In den ersten Tagen standen auch schon unsere ersten Projekte in Santa Cruz an, die Max Steiner gemeinsam mit Annette geplant hatten. Wir besuchten zuerst das Kinderheim „San Lorenzo“ im Stadtzentrum. Nachdem die Kinder in Gruppen eingeteilt wurden, referierte Annette über die Entstehung von Karies, Ernährung und die Bedeutung von regelmäßigen Zahnarztbesuchen. Anschließend bekam jedes Kind eine Zahnbürste und -pasta geschenkt und wir gaben ihnen Anleitung zum richtigen Zähneputzen. Die sauberen Zähne wurden anschließend von uns mit Fluoridlack bepinselt, was von den anderen Kindern mit großen Augen bestaunt wurde. Unser erster Abend endete mit einem Grillfest beim örtlichen schweizerisch-bolivianischen Verein. In den nächsten Tagen besuchten wir weitere Kinderheime und führten dort ebenfalls unser Aufklärungs- und Prophylaxe-Programm durch. Am letzten Tag waren wir dann noch in dem - auch für Annette neuem - Kinderheim „Hogar San Francisco“ am Stadtrand von Santa Cruz, wo schon verschiedene Projekte u.a. „Lentes para todos“ (Brillen für alle) erfolgreich gefruchtet hatten. So war auch die Resonanz in diesem christlichen Kinderheim durchweg positiv. In diesem Heim arbeiteten wir vor allem mit älteren Kindern und Jugendlichen, die an diesem Nachmittag zum Religionsunterricht bei Schwester Maria da waren. Gegebenenfalls wird hier eine kleine Praxis gemeinsam von „HI-Bolivia“ und „dentists and friends“ eingerichtet - als Gegenstück zum Consultorio auf der Isla del Sol, geeignet für Zahnärzte, die nicht so lange in Bolivien bleiben können.

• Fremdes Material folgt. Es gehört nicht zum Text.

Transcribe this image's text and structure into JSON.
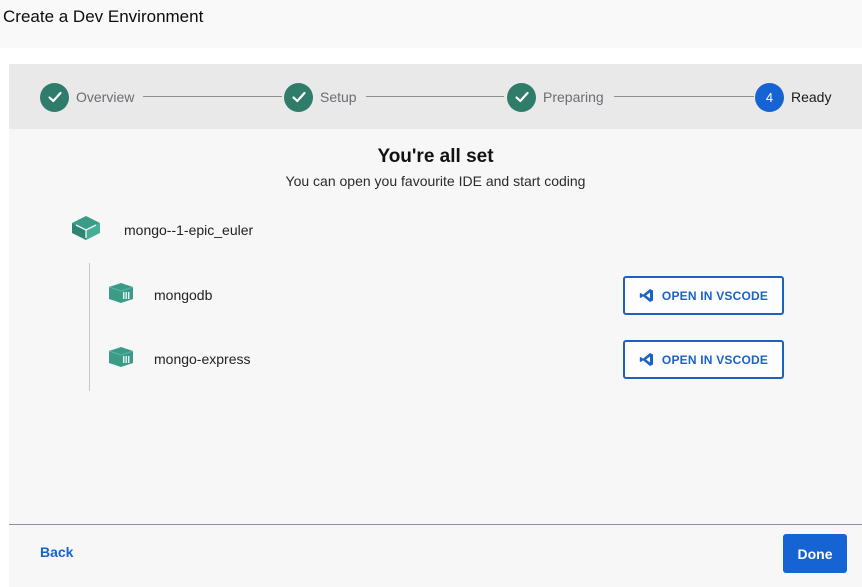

Insgesamt ist laut unserer Zahnärztin Annette zu sagen, dass die Zähne der Kinder in den Ballungsräumen und Städten weitaus besser versorgt und von weniger großen Kariesdefekten befallen sind, als - aufgrund der Erfahrungen auf der Isla del Sol - wir zuvor angenommen hatten.

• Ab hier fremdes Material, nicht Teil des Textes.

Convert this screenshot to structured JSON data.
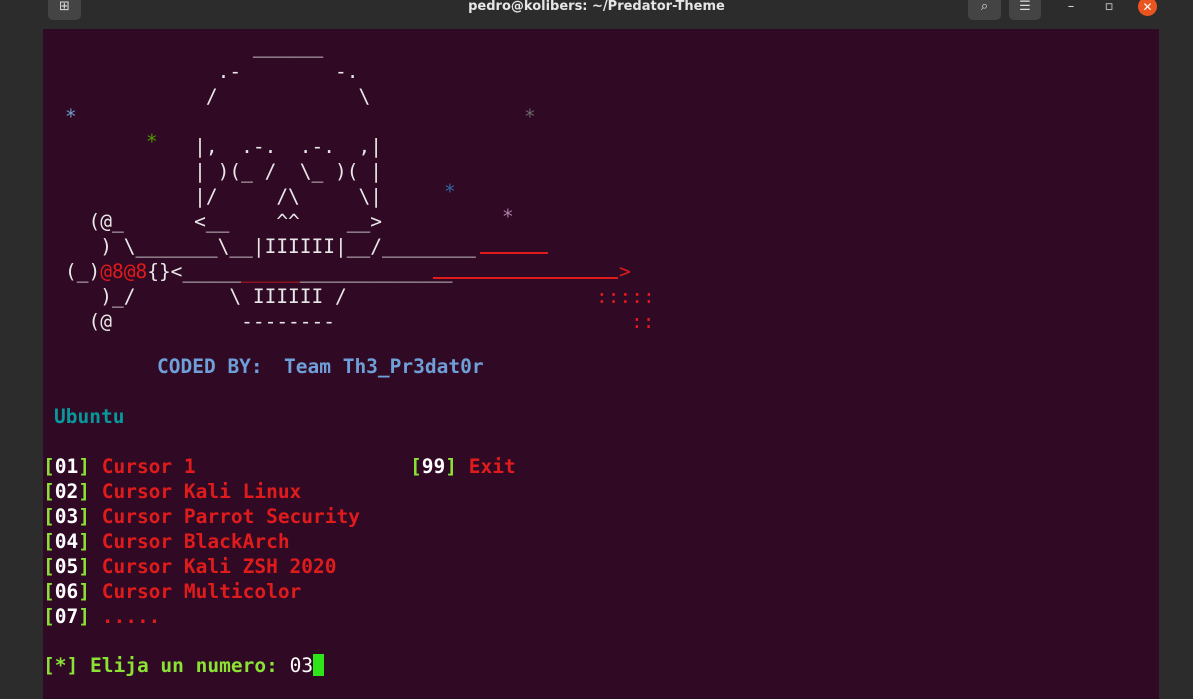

Nach den Tagen in Santa Cruz stand die Weiterreise nach Sucre an, die wir drei Studentinnen mit dem Nachtbus über 14 Stunden Fahrtzeit wagten, Reinhold und Annette bevorzugten einen Inlandsflug. In Sucre stand für uns eine Akklimatisationszeit an, in der wir uns an die Höhe des Landes gewöhnen wollten. In der wunderschönen Kolonialstadt erlebten wir auch den einige bolivianische Feste mit, die mit vielen Straßenumzügen laut und bunt über mehrere Tage gefeiert wurde. Auch eine Wanderung auf einen der benachbarten Berge stand an und es wurden die ersten Souvenirs, von Einheimischen hergestellt, gekauft.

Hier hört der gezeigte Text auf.